In 2013, it was Apple that introduced Touch ID via the iPhone 5s. Just four years later, Face ID was introduced, which allowed Apple to definitively pave the way for biometric unlocking as a standard. Android manufacturers quickly followed, with facial recognition based on cameras or infrared. Meanwhile, these forms of authentication are also being applied outside of smartphones. Laptops, smart locks, and even cars are becoming increasingly user-friendly to unlock. And because everyone has a different fingerprint, it almost can't go wrong, right?
Biometric unlocking is convenient, but not foolproof
Although biometric unlocking seems safer than a password, these methods are not infallible either. Fingerprint scanners can be fooled with silicone prints. Facial recognition sometimes works with twins or through photos. The latter can still be circumvented when the system measures depth (as with infrared or LIDAR), but that is not the case for every facial recognition lock.
An additional risk: your biometric data is immutable. If your face or fingerprint is leaked? Then you can't 'reset' it like a password. Therefore, storage and encryption of this data is crucial. How that is done varies greatly by manufacturer and system.
The newest player: palm recognition
An eye-catching newcomer is palm recognition. Here, it is not your skin surface that is scanned, but the unique pattern of blood vessels under your palm. It measures something that is invisible from the outside, and thus much harder to forge. Amazon One already uses it in cashier-less stores, and Fujitsu applies it in access control systems.
Advantages? Contactless, hygienic, and less susceptible to spoofing. The technology can also be linked to other factors, such as location or usage patterns, for even higher security.
What else is possible?
In addition to palm recognition, more and more alternative or experimental methods are emerging:
Behavioral biometrics
In behavioral biometrics, a device recognizes you by your typing speed, swipe rhythm, or walking style. It pays attention to the small traits, but the question is whether that is enough to draw conclusions. After all, people can sometimes do things differently.
Voice recognition
You might already know this from movies - based on a voice, a device knows it’s you. This technique is already being used in customer services, but is currently still vulnerable to deepfakes. With the rise of AI, the future is therefore uncertain.
Heart rate profiles (ECG)
This measures your unique heart activity via wearables like a smartwatch.
Brain waves (EEG)
This looks at your brain rather than your heart. Unique brain patterns could be used as an identification method, but this idea is still mostly in laboratories.
Contextual authentication
Do you also always flop down on the couch with your phone at the same time after a long workday to do some doomscrolling? By measuring location, time, and usage behavior, devices determine whether you get automatic access.

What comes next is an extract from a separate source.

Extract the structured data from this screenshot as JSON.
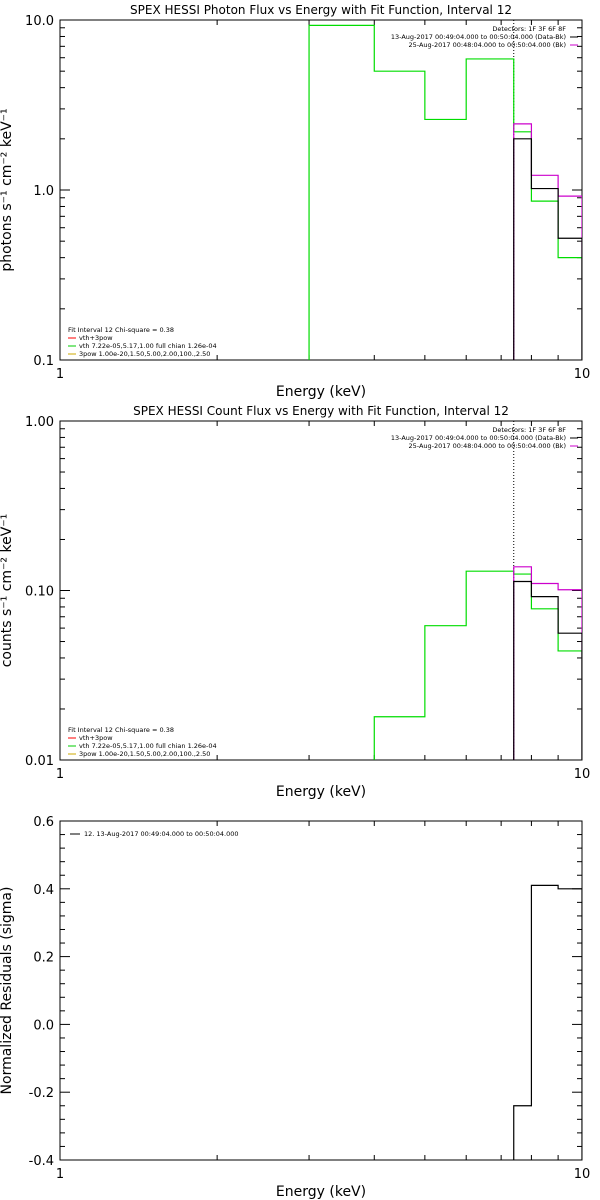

These methods can be used separately, or combined in so-called multi-factor or passive authentication systems. Suppose you go out to dinner and walk differently because of a nice wine, or you just ran hard - then there must of course be a bypass option
What does this mean for the future?
The trend is clear: from active input (typing a password) to passive recognition (your behavior or physiology). This increases usability, but also places high demands on data storage, privacy legislation, and ethical boundaries. Because if you are always and everywhere automatically recognized, where does convenience end and control begin?
Yet the future is open. Biometric unlocking will become less visible, but increasingly intertwined with our devices, our infrastructure, and even our bodies.